The union was formed after the Maricopa City Council split the City of Maricopa Police Association in June, leaving only officers in that union.
By ADAM GAUB Managing Editor Maricopa Monitor Published: Thursday, January 21, 2010 11:28 PM MST

Roughly six months after the Maricopa City Council voted to split the police union between officers and sergeants, the Arizona Fraternal Order of Police announced last week they had accepted Maricopa’s newest union group.

The Maricopa Sergeants Council, which will be open to any of the 10 sergeants now serving within the Maricopa Police Department, has been formed with a majority of the department’s sergeants already joining in.
According to a release from the F.O.P., the sergeants have already petitioned the city for recognition of the Maricopa Sergeants Council in accordance with that June 2 vote.

“We consider the request for recognition as a positive step forward in establishing a professional and effective relationship between the city and the sergeants,” said Sgt. Ed Alameda, chairman of the Maricopa Sergeants Council, in a press release.

The primary purpose of the Council is to advocate for the interests of members during discussions with the city concerning wages, benefits and working conditions, Alameda said.

Alameda was one of seven sergeants who petitioned the City Council in 2009 to have sergeants removed from the City of Maricopa Police Association, which was chaired at the time by Sgt.
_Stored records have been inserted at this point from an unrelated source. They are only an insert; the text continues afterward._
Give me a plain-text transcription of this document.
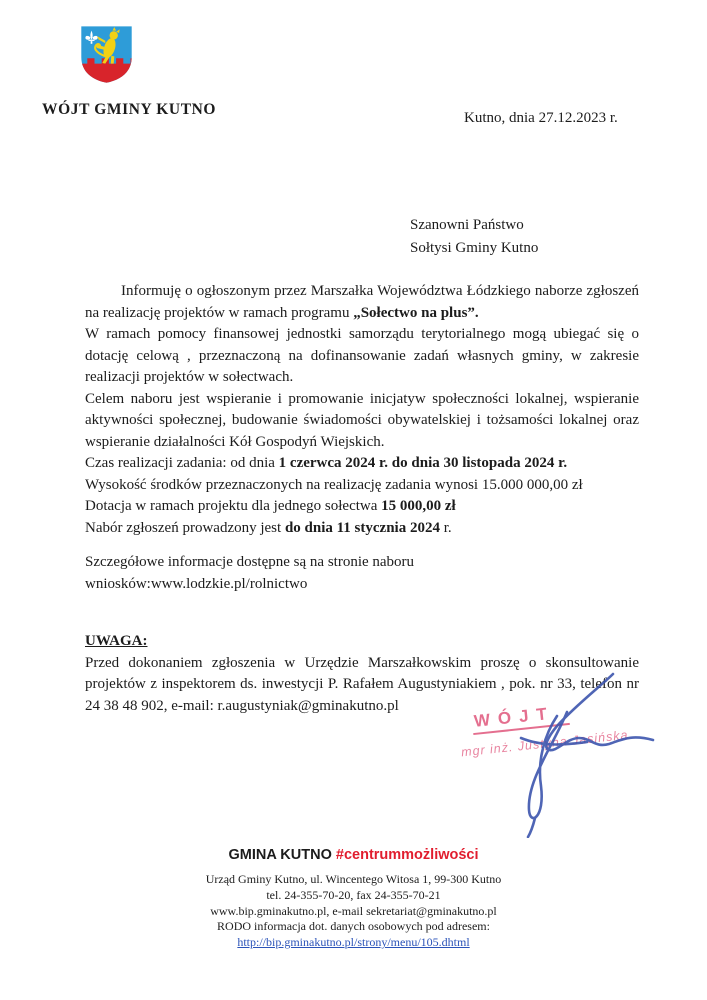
WÓJT GMINY KUTNO	Kutno, dnia 27.12.2023 r.
Szanowni Państwo
Sołtysi Gminy Kutno

Informuję o ogłoszonym przez Marszałka Województwa Łódzkiego naborze zgłoszeń na realizację projektów w ramach programu „Sołectwo na plus”.

W ramach pomocy finansowej jednostki samorządu terytorialnego mogą ubiegać się o dotację celową , przeznaczoną na dofinansowanie zadań własnych gminy, w zakresie realizacji projektów w sołectwach.

Celem naboru jest wspieranie i promowanie inicjatyw społeczności lokalnej, wspieranie aktywności społecznej, budowanie świadomości obywatelskiej i tożsamości lokalnej oraz wspieranie działalności Kół Gospodyń Wiejskich.

Czas realizacji zadania: od dnia 1 czerwca 2024 r. do dnia 30 listopada 2024 r.

Wysokość środków przeznaczonych na realizację zadania wynosi 15.000 000,00 zł

Dotacja w ramach projektu dla jednego sołectwa 15 000,00 zł

Nabór zgłoszeń prowadzony jest do dnia 11 stycznia 2024 r.

Szczegółowe informacje dostępne są na stronie naboru wniosków:www.lodzkie.pl/rolnictwo

UWAGA:

Przed dokonaniem zgłoszenia w Urzędzie Marszałkowskim proszę o skonsultowanie projektów z inspektorem ds. inwestycji P. Rafałem Augustyniakiem , pok. nr 33, telefon nr 24 38 48 902, e-mail: r.augustyniak@gminakutno.pl	WÓJT
mgr inż. Justyna Jasińska

GMINA KUTNO #centrummożliwości

Urząd Gminy Kutno, ul. Wincentego Witosa 1, 99-300 Kutno
tel. 24-355-70-20, fax 24-355-70-21
www.bip.gminakutno.pl, e-mail sekretariat@gminakutno.pl
RODO informacja dot. danych osobowych pod adresem:
http://bip.gminakutno.pl/strony/menu/105.dhtml
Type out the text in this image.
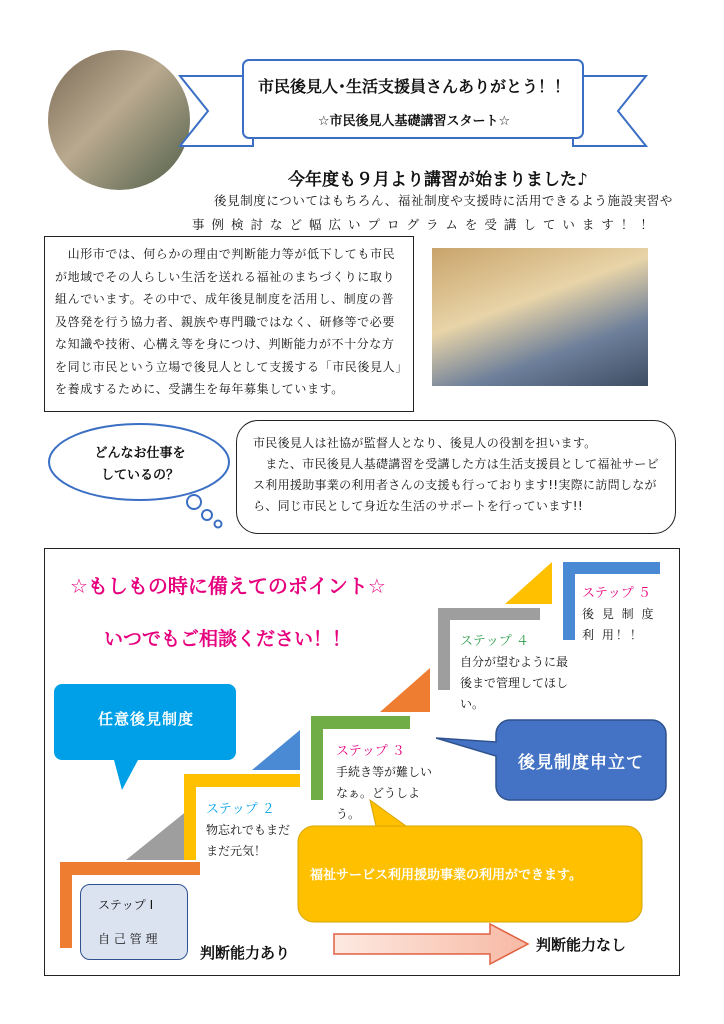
市民後見人･生活支援員さんありがとう！！
☆市民後見人基礎講習スタート☆
今年度も９月より講習が始まりました♪
後見制度についてはもちろん、福祉制度や支援時に活用できるよう施設実習や
事例検討など幅広いプログラムを受講しています！！
　山形市では、何らかの理由で判断能力等が低下しても市民が地域でその人らしい生活を送れる福祉のまちづくりに取り組んでいます。その中で、成年後見制度を活用し、制度の普及啓発を行う協力者、親族や専門職ではなく、研修等で必要な知識や技術、心構え等を身につけ、判断能力が不十分な方を同じ市民という立場で後見人として支援する「市民後見人」を養成するために、受講生を毎年募集しています。
どんなお仕事を
しているの？
市民後見人は社協が監督人となり、後見人の役割を担います。
　また、市民後見人基礎講習を受講した方は生活支援員として福祉サービス利用援助事業の利用者さんの支援も行っております!!実際に訪問しながら、同じ市民として身近な生活のサポートを行っています!!
☆もしもの時に備えてのポイント☆
いつでもご相談ください！！
任意後見制度
後見制度申立て
福祉サービス利用援助事業の利用ができます。
ステップ Ⅰ
自 己 管 理
ステップ ２
物忘れでもまだまだ元気！
ステップ ３
手続き等が難しいなぁ。どうしよう。
ステップ ４
自分が望むように最後まで管理してほしい。
ステップ ５
後 見 制 度 利 用！！
判断能力あり	判断能力なし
Aki Stant, who was opposed to the switch.

COMPA attorney Martin Bihn said in June that the move to split the union into two entities was one directed as much at Stant and his supporters as it was at avoiding any potential conflict of interest as was claimed by the seven sergeants petitioning for the split.

“The leader, Aki Stant, has been very vocal,” Bihn said. “That looks to us like what is at work here.”

Stant expressed his frustration with the move in a June 4 e-mail to the Monitor.

“Most problematic... is the precedent the council has now set. By voting ‘yes,’ the mayor and the majority of council has allowed a small minority of employees to circumvent both the city’s meet and confer ordinance and the MOU process,” he said.

“This minority, seven out of a bargaining unit of fifty, has exploited the council for selfish purposes and has opened up an unnecessary rift between sergeants and officers.”

Stant was placed on administrative leave in the days after the meeting for nearly four months, having been investigated on more than a dozen allegations, including leaking sensitive materials to the media. He was ultimately returned to duty on Oct. 5, receiving a one-day suspension to which he remains in the process of appealing internally.

COMPA itself is embroiled in a lawsuit, filed Sept. 15 against city manager Kevin Evans and the Maricopa City Council for an alleged breach of the city’s meet-and-confer agreement with the union.

Specifically, COMPA is claiming Evans delayed the finalization of the contract between the city and the union for five months, while also discussing the COMPA contract proposals on at least three occasions with the Maricopa City Council in executive session.